Testing the effects of different thresholds

Try as many of the suggestions below as you have time for. Try 1 or 2 at the start of the session and returning to these later if you have time, or outside the workshop. (You can load up an existing model by running FEAT and using the 'Load' button. The model file will be called design.fsf and can be found in the .feat or .gfeat directory of an existing analysis folder.)
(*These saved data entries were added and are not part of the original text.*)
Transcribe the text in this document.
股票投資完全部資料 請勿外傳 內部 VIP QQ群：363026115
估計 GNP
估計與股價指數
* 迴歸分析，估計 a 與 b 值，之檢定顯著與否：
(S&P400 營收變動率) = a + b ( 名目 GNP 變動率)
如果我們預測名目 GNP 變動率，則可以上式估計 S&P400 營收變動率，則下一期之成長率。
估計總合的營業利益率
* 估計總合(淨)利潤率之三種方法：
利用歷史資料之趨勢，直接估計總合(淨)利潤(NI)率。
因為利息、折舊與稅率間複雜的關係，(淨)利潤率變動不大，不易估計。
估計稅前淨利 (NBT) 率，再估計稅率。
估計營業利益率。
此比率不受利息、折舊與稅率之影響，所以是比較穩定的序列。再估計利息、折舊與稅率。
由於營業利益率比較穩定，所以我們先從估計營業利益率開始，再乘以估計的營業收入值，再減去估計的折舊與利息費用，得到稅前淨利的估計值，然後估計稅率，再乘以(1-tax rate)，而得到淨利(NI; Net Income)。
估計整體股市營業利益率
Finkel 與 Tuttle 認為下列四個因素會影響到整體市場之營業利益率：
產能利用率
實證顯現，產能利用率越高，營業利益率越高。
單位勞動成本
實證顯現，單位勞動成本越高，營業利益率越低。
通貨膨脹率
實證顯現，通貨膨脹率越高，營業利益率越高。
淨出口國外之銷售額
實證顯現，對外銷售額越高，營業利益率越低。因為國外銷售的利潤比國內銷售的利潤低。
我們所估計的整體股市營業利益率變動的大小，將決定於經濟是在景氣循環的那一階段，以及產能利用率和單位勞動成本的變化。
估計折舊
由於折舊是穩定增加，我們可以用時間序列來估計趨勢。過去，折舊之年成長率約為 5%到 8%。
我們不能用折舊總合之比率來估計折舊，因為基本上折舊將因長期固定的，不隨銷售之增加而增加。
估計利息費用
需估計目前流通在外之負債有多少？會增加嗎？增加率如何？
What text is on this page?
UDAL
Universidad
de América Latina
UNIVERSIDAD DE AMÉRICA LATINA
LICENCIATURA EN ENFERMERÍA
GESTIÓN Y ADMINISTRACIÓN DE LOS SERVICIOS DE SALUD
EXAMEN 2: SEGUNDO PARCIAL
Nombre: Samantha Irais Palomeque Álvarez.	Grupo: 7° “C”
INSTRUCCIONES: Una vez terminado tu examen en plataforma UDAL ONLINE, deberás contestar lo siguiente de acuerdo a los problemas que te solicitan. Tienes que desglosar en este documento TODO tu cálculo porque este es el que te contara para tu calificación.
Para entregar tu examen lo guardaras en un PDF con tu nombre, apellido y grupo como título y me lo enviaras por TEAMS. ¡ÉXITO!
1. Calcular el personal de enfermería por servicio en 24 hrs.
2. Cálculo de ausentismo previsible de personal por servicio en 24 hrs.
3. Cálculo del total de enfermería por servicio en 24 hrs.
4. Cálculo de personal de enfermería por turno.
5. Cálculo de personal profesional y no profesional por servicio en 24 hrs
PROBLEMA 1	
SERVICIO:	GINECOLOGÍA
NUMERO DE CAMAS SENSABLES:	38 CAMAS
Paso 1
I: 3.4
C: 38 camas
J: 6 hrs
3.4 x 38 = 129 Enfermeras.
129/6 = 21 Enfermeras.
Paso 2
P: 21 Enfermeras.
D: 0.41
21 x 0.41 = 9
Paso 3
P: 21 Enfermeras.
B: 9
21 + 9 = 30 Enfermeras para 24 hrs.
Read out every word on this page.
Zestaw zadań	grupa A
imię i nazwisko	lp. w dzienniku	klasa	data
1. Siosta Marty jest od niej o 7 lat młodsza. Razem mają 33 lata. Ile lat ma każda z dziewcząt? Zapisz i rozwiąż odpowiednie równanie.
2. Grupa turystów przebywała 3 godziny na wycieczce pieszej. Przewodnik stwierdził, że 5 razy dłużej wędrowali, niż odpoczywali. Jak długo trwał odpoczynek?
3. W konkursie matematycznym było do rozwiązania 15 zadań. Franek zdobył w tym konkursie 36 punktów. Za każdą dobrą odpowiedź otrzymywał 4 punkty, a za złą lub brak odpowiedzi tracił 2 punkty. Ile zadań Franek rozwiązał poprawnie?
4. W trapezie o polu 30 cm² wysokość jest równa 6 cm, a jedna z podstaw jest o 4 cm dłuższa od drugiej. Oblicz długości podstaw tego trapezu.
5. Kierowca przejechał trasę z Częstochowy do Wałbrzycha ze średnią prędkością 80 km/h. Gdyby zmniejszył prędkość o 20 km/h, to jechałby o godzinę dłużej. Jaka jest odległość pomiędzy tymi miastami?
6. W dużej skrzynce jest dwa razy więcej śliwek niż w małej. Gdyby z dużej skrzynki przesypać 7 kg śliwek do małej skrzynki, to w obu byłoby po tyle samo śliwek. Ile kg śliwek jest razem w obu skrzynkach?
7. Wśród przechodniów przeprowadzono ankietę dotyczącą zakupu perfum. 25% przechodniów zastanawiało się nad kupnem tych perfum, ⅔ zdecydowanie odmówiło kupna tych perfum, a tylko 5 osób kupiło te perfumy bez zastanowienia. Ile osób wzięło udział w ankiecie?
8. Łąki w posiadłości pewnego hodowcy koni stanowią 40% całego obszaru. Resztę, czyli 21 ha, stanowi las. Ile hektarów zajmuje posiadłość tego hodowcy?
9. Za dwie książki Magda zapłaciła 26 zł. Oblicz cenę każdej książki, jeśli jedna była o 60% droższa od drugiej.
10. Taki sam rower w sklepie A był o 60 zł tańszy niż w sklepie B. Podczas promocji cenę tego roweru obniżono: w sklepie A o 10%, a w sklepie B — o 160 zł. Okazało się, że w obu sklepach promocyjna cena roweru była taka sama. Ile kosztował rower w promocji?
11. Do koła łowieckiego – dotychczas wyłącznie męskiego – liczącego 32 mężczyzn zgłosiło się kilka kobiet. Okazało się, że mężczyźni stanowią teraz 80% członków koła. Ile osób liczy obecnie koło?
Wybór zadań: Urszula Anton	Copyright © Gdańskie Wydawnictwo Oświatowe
  1. Ordinary Least Squares (OLS) vs FLAME: Repeat the third level group analyses from FSL Workshop 5, but on the 'Stats' tab select 'Mixed Effects: Simple OLS'

  2. Different correction for multiple comparisons: Repeat the third level group analyses from FSL Workshop 5, but on the 'Post-Stats' tab for 'Thresholding', use the pull down menu to select 'Voxel correction'.

  3. Different thresholds and correction for multiple comparisons: Repeat the third level group analyses from FSL Workshop 5, but on the 'Post-Stats' tab use 'Cluster Thresholding' but choose a different z-threshold.

Examining the results

Look at the results from each method of correction. Use both the webpage output and FSLeyes to look at your data. Find the regions of significant activation. Try looking at a time series (see the 'Data Visualisation' workshop notes for help).

T-test vs F-test

Start up a FEAT GUI, by opening a new terminal window and typing fsl &. Click on the 'Feat' button [or type Feat & in the terminal window to directly open the FEAT GUI].

Load up one of the third level analyses run in the last workshop (e.g., 'GroupAnalysis1' or 'GroupAnalysis2').

Now follow the instructions below:

Data Tab

  • Change the 'Output' directory name to be something different, for example 'GroupAnalysis1_Ftest'

Tests Tab

Stats Tab

  • Click on the 'Full model setup' button and select the 'Contrasts and F-tests' tab

  • Change the number of 'F-tests' from 0 to 1. When you do this, the interface will update and a check box will appear on the right hand side of the group mean contrast. Select the check box (toggle it from off to on).

  • Click the 'Done' button, check and dismiss the pop-up window and press the 'Go' button

Tests GLM

Differences between t-test and F-test images

Once it has run inspect the resulting output in a browser. How does the rendered stats image for the F-test (the zfstat image) differ from the t-stat image? Why are they different?

Extracting information from Regions of Interest (ROIs) using FEATquery

FEATquery is an FSL tool which allows you to explore FEAT results by extracting information from regions of interests within specific (MNI) coordinates or using a mask.

In the examples below we will get basic stats from two pre-prepared Regions of Interest (ROIs) using the first level models that you have run. You can also make your own ROIs using FSLeyes (you should remember how to create ROI masks from previous workshops).

To start FEATquery, you need to load FSL (see previous workshops), and either - in a terminal - type Featquery & or on the FSL GUI click the button on the bottom right labelled 'Misc' and select the menu option 'Featquery'.

In any case, when FEATQuery is open, following the instructions below:

FEATquery

Input FEAT directories

  • Keep the 'Number of Feat Directories' set to 1.
  • Click the 'Select' button next to it and choose one of your first-level analysis .feat directories (e.g. /rds/projects/c/chechlmy-chbh-mricn/xxx/feat/1/p01_s1.feat) and then click the 'OK' button

Stats images of interest

Once you have done that the GUI interface will update and you will see a list of possible statistics.

  • Click the checkbox next to stats/cope 1 and stats/zstat 1 (and any others you would like to see summarised).

Input ROI selection

For the 'Mask image' entry select either one of the prepared masks.

Either:

/rds/projects/c/chechlmy-chbh-mricn/module_data/masks/V1.nii.gz

or

/rds/projects/c/chechlmy-chbh-mricn/module_data/masks/Parietal.nii.gz

Output options

  • Click the checkbox next to 'Convert PE/Cope values to %'
  • Make sure the check box next to 'Popup results in web browser' is checked on
  • Change the 'Featquery output directory name' from the default to something meaningful and related to the mask name e.g. 'V1'

When ready, click the 'Go' button!

Examining the FEATquery output

Inspect the results by opening report.html inside the 'V1' folder. Do they make sense?